ABBA_A Story of Cinematic Spaces
Author: Axel Christian Borhaven & Armelle Breuil
Project
Stockholm in a parallel world: Axel and I would meet in a studio of architecture at KTH. We would start a long and fertile collaboration winning a lot of prices and among them the competition for the Lilvevalchs Gallery. But as it is known, architects don’t have easy lifes and Axel would perish in his own building. Stockholm in a parallel world could be darker.
Mamna Mia.
We decided to think about the five projects as a whole, as a story in which actions would happen, composed with cinematic spaces. Each one of them would house stories and plots, gossip would flourish in the common spaces. Our five projects were thought as an interaction with their context and at a larger scale the swedish capital. Since the methodology of the studio was to work on the five projects at the same time, we analyzed the program of each of them, did research and decided to start to work on KTH and the Nobel Prize Center – which was the only project not including any existing structure on the site. Even though the functions were different, both required atriums and large open spaces. Therefore we explored the typology of the stair as a means of circulation and as a meeting space.
Going through this process taught us the importance of the context and the existing architecture. Indeed for each projects our choice was to keep the existing building and incorporate it into the structure of the new one. We do not believe in the future with a past erased from memories, a tabula rasa. We believe in using the beauty of the past and adapt it to our needs.
We started to think the projects as original buildings to keep and rationalize, of functions to develop and meeting places to create. The grid was a start, since all the building had strong geometric shapes.
We added and removed with the conscience of the problematic of authenticity. At the same time of this studio we both followed the seminar course “Ideology and Architecture”, which strongly influenced us.
Interview
Who influences you graphically?
The graphical expression of the comic was a combination of a personal style of drawing and a tight schedule. Photoshop was used to multiply textures, and add people and details, in order to be able to finish before the deadline. The comic was made in a sitting of 33 consecutive hours.
Among external influences we are very fond of the illustrations of Tove Jansson (the authour of the Moomin troll books) and the Norwegian cartoonist Anders Kvammen, who has an expression we feel a familiarity with.
How does the format of a comic book reinforce the thesis?
The aim of the studio was to find a coherent answer to five recent, but programmatically and contextually widely differing, competition briefs. Our approach was using the circulation as the main formative element and connection to the city, a few of the buildings are practically giant stairs or ramps, and we wanted to show how these worked as public spaces.

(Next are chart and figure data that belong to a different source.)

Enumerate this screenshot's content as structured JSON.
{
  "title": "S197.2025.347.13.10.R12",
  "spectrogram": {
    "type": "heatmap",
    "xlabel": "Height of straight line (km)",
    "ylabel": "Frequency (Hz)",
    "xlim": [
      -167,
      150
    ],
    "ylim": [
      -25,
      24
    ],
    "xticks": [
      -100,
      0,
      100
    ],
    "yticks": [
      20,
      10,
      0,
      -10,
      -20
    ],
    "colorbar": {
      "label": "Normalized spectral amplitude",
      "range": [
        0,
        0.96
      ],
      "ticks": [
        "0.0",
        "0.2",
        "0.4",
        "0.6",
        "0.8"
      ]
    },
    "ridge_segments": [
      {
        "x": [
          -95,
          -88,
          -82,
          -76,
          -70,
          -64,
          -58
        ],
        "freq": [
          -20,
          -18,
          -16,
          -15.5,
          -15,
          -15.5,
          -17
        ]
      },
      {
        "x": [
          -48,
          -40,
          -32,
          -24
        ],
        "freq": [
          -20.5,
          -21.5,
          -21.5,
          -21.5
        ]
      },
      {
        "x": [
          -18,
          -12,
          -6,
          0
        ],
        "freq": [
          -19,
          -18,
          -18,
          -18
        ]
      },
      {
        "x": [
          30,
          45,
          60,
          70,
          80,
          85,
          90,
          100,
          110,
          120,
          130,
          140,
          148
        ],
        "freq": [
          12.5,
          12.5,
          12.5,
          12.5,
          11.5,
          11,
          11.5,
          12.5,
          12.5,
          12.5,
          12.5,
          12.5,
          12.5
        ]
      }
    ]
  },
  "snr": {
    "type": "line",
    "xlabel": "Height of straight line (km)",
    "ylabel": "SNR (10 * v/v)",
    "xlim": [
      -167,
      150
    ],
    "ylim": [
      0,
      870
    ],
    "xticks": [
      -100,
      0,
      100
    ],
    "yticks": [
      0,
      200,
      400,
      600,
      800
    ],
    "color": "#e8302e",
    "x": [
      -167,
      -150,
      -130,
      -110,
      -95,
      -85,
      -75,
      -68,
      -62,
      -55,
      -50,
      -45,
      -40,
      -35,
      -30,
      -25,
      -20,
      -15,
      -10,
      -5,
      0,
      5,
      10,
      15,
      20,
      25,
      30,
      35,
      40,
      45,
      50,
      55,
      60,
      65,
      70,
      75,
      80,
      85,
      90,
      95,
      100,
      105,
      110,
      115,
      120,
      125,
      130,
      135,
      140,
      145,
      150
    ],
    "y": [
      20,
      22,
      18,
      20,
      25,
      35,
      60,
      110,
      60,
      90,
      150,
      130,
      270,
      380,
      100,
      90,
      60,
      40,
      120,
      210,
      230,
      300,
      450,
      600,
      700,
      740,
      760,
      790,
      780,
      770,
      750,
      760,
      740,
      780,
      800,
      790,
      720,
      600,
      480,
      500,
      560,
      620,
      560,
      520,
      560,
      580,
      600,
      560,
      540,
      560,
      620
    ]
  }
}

How would the use of colour change the way the images are perceived?
It would first of all give the opportunity to change the mood and of the comic. The comic is monochrome mostly because we were most comfortable with only using black ink. Maybe the next one will be an explosion of bright colors!
To what extent might a short movie explore this idea of communication a bit more through the animation of the people on the still background?
In all the projects we explored a certain cinematography, how one would move through the buildings. Through a movie the buildings would have been the set and not the background.
You talk about context as being vital to the way architecture is shaped, however you neglect to show too much of this in your images. why so?
For the final jury we had to produce at least four interior illustrations for each project, and the comic was a way of bringing life into these illustrations. Actually the immediate architectural context is integrated through adaptive reuse, both the library and the crematorium are transformations of the existing buildings. However in the chosen format of the comic the new additions and the characters, us, is in the forefront. We used models and axonometric drawings to show the extended context.